Eh bien voilà, vous savez le deuil qui est le mien depuis ce lundi de Pâques fatal où Cookie et moi nous nous sommes regardés une dernière fois les yeux dans les yeux, ce jour férié où il est mort, au bout de sa vie ; c’était quatre jours après le décès à Porto de Manuel de Oliveira qui, lui, à 106 ans, avait vraiment eu la vie de neuf chats.
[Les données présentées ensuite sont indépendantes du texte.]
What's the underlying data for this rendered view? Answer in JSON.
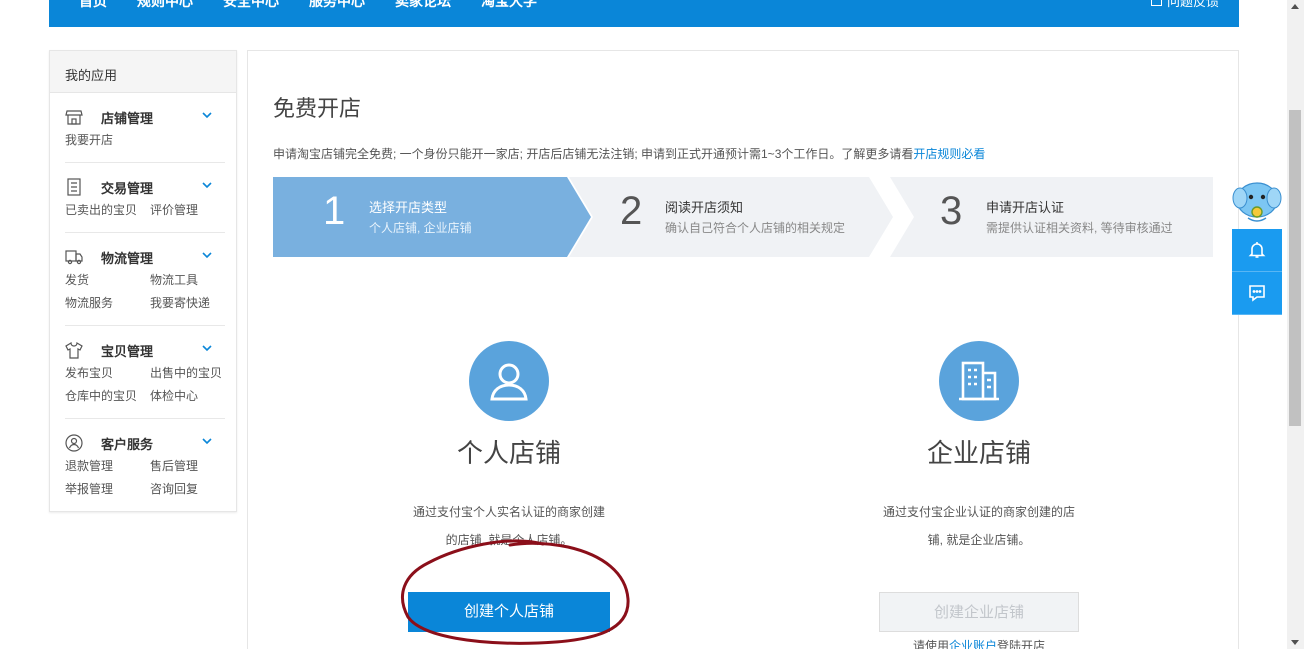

Et maintenant la relâche. Je vais vous faire un grand faux bond durant quatre mois, tout l’été en somme. Si je ne meurs pas à mon tour, comme Cookie, je serai à nouveau au rendez-vous du jeudi, en septembre, ponctuel quoique inactuel avec mes films d’hier, d’antan, de toujours ou de jamais vus, les plus imaginés que tournés, les meilleurs étant ceux que l’on ne verra jamais : philosophie optimiste de cinéphile mélancolique. Exceptés ceux-ci, par exemple, on va dire quelques-uns de mes chefs-d’œuvre, quoi, que je vous allonge telle une parade fellinienne, désordonnée et incomplète (on peut aussi y entendre un poème lu par la vieille mademoiselle Moreau, Trintignant, Sami Frey ou James Hyndman) : L’Aurore, L’Atalante, La nuit du chasseur, La mort de Maria Malibran, La maman et la putain, The Elephant Man, Les quatre cents coups, La règle du jeu, Senso, Sciuscia, L’année dernière à Marienbad, Boy Meets Girl, The Misfits, Chronique d’Anna Magdalena Bach, Contes de la lune vague après la pluie, A Woman under the Influence, Je rentre à la maison, Un homme qui dort, Rendez-vous à Bray, Trains étroitement surveillés, Loin du Viêt-nam, À tout prendre, L’Évangile selon Saint-Mathieu, Des oiseaux petits et grands, La Voie lactée, Lost Highway, Le salon de musique, Bar salon, Les mains d’Orlac, 33 films brefs sur Glenn Gould, Requiem pour un roi vierge, Duck Soup, Greed, The Hitch-Hicker, Le boucher, Laura, Teresa Venerdi, Le mépris, Bad lieutenant, L’Homme au crâne rasé, L’Esprit de la ruche, Lola, Le voleur de bicyclette, Zéro de conduite, Charles mort ou vif, À nous la liberté, Les trois lumières, Orfeu Negro, Pour la suite du monde, Le baiser de Tosca, Moloch, Les Ordres, Deer Hunter, Les poings dans les poches, L’Humanité, Fat City, La Vie moderne, Japon, L’Île nue, Réjeanne Padovani, Prima della revoluzione, Psycho, Providence, Edvard Munch, Key Largo, Gosses de Tokyo, Dédée d’Anvers, Taxi Driver, Au fil du temps, Querelle, Daguerréotypes, Le ballon rouge, Il Bidone, Dans la ville blanche, Les amours d’une blonde, Ida, All about Eve, La salamandre, Yojimbo, Casque d’or, Les yeux sans visage, Brief Encounter, Laurel et Hardy au Far West, Rocco et ses frères, Le mécano de la General, La fin du jour, Le fond de l’air est rouge, My Winnipeg, La mémoire des anges, Au hasard Balthazar, Hallelujah the Hills, Zvenigora, Socrate, L’As de pique, Zelig…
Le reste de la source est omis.